Okay, now that makes sense. Much more sense than why Kathleen let this unnecessary tension build up. His schedule has been delayed some, which is out of his control, something innocuous. She immediately feels better. Between this revelation and the idea for her portrait tattoo, Kat hopes she might be snapping out of this funk.
“I was going to watch a movie soon,” Kathleen says. “Would you like to join me? You can save me from eating all the ice cream myself.”
“I’m under a deadline,” he says.
“You are?”
“Our research is reaching its climax. We are about to change the world.”
Kathleen knows she’s supposed to ask how, tell me all about it, but she’s getting tired of fishing. If he wants to hole away in his hamster’s cage the whole time, so be it. She’ll air it out before her roommate returns.
“Let me know if you need anything,” she says.
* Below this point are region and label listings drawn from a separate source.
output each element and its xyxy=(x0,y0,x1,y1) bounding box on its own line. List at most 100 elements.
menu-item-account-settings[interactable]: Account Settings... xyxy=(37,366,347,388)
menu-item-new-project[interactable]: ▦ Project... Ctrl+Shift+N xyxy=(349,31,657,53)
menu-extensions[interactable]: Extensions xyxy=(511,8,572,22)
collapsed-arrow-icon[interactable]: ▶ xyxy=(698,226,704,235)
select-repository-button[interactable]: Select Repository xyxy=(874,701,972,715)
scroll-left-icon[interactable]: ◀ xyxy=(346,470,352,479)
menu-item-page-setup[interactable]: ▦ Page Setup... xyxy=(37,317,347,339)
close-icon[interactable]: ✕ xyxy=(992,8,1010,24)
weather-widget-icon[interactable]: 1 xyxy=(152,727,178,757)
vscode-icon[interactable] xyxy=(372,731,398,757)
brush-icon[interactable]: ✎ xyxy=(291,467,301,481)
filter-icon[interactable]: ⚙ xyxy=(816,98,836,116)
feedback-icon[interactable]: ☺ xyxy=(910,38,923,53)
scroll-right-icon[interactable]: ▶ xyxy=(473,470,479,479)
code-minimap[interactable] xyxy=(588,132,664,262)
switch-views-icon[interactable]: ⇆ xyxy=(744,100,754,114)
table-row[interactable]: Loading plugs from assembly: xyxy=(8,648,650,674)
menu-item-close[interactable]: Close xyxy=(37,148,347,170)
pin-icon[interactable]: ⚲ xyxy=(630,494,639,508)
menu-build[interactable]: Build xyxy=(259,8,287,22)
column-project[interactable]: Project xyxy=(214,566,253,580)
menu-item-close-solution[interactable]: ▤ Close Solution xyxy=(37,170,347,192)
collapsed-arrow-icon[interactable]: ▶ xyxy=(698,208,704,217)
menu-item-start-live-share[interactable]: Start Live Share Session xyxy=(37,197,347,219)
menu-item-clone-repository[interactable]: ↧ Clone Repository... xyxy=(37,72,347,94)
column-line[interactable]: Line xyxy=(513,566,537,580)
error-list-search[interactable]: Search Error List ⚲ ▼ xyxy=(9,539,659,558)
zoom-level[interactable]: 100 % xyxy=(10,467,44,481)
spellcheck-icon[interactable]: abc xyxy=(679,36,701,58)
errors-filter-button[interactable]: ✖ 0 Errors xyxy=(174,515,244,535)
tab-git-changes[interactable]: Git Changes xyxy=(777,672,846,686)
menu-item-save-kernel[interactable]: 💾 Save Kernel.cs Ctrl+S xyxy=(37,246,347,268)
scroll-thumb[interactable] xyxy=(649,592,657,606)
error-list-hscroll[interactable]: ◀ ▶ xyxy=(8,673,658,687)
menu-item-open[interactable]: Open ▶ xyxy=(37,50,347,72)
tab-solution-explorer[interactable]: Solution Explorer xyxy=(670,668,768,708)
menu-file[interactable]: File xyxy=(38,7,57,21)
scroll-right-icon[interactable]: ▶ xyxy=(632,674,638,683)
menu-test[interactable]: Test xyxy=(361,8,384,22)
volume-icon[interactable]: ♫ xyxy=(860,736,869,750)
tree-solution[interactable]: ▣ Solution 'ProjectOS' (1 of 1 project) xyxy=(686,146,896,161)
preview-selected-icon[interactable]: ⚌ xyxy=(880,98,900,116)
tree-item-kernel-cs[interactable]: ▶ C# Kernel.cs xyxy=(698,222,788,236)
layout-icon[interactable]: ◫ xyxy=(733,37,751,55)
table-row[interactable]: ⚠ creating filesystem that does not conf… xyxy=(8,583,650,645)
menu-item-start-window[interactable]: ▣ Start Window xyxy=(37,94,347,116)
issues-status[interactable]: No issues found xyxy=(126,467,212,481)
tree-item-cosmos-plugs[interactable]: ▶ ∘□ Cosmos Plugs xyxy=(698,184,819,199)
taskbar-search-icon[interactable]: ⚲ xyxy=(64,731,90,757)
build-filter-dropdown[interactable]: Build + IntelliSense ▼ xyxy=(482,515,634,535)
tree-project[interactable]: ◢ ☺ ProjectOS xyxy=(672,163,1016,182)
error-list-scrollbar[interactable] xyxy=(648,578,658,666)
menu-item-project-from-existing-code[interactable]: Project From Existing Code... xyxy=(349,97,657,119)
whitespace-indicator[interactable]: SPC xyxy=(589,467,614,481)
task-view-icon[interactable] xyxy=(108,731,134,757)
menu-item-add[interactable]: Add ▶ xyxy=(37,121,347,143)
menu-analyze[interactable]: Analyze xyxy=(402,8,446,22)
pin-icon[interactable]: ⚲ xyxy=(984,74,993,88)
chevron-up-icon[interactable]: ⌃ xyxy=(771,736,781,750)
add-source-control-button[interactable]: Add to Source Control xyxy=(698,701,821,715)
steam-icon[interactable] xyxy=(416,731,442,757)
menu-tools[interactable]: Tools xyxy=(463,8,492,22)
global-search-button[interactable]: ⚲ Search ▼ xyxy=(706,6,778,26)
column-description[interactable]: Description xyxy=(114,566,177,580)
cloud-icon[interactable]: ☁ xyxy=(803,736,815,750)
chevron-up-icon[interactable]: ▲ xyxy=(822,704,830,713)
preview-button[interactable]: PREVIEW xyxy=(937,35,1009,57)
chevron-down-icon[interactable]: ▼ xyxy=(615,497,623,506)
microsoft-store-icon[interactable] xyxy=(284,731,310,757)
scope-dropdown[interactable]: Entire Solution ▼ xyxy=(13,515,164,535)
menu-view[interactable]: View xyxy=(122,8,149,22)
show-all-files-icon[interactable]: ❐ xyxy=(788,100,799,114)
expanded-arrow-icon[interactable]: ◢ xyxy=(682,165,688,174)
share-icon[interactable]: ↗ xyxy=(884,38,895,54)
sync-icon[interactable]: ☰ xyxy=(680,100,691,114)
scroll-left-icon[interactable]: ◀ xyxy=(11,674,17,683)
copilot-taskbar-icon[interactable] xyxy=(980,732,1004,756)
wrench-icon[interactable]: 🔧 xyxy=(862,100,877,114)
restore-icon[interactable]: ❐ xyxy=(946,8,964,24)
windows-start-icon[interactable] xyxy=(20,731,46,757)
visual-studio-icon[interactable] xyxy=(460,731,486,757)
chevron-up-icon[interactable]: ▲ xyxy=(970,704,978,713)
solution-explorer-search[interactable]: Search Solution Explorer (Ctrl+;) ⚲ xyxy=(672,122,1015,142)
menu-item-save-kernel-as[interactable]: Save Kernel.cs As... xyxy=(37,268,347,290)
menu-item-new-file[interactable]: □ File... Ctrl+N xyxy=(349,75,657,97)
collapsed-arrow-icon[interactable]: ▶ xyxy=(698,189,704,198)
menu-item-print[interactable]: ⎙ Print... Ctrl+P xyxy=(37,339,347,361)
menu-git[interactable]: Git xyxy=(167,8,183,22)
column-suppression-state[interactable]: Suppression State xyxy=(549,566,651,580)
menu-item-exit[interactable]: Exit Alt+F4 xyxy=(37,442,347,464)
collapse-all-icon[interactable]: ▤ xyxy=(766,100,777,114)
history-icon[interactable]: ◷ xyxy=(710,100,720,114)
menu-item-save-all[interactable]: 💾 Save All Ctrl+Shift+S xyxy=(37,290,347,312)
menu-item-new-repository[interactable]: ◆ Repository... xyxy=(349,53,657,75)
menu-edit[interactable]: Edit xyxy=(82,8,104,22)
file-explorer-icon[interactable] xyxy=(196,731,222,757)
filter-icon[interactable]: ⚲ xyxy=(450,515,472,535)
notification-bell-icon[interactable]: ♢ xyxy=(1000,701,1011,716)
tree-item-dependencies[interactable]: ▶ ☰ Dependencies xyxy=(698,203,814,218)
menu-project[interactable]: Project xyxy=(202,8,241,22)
Wes closes the door and not three seconds later the muttering starts again.
•••
KATHLEEN GETS DRESSED, grabs the picture of Rodney for the portrait, and heads out. The neighborhood feels particularly congested. It’s a weekday, and people hurry home. She heads down 18th Street to Valencia, turns toward the shop. Valencia has a bike lane flanking the traffic on both sides, which was supposed to ease the friction between the warring factions, but it’s only made things worse: Bikers yell at cars, sometimes kicking bumpers, spitting on windows, while the autos trundle down the road, drivers too dumb or distracted to check blind spots before making turns, opening doors, almost breaking the bikers’ necks with every action. Kathleen has seen fistfights about the rules of the road. All of it makes her happy to be a serial pedestrian. She’s never had a car in San Francisco, and she’s too clumsy to hop on a bicycle.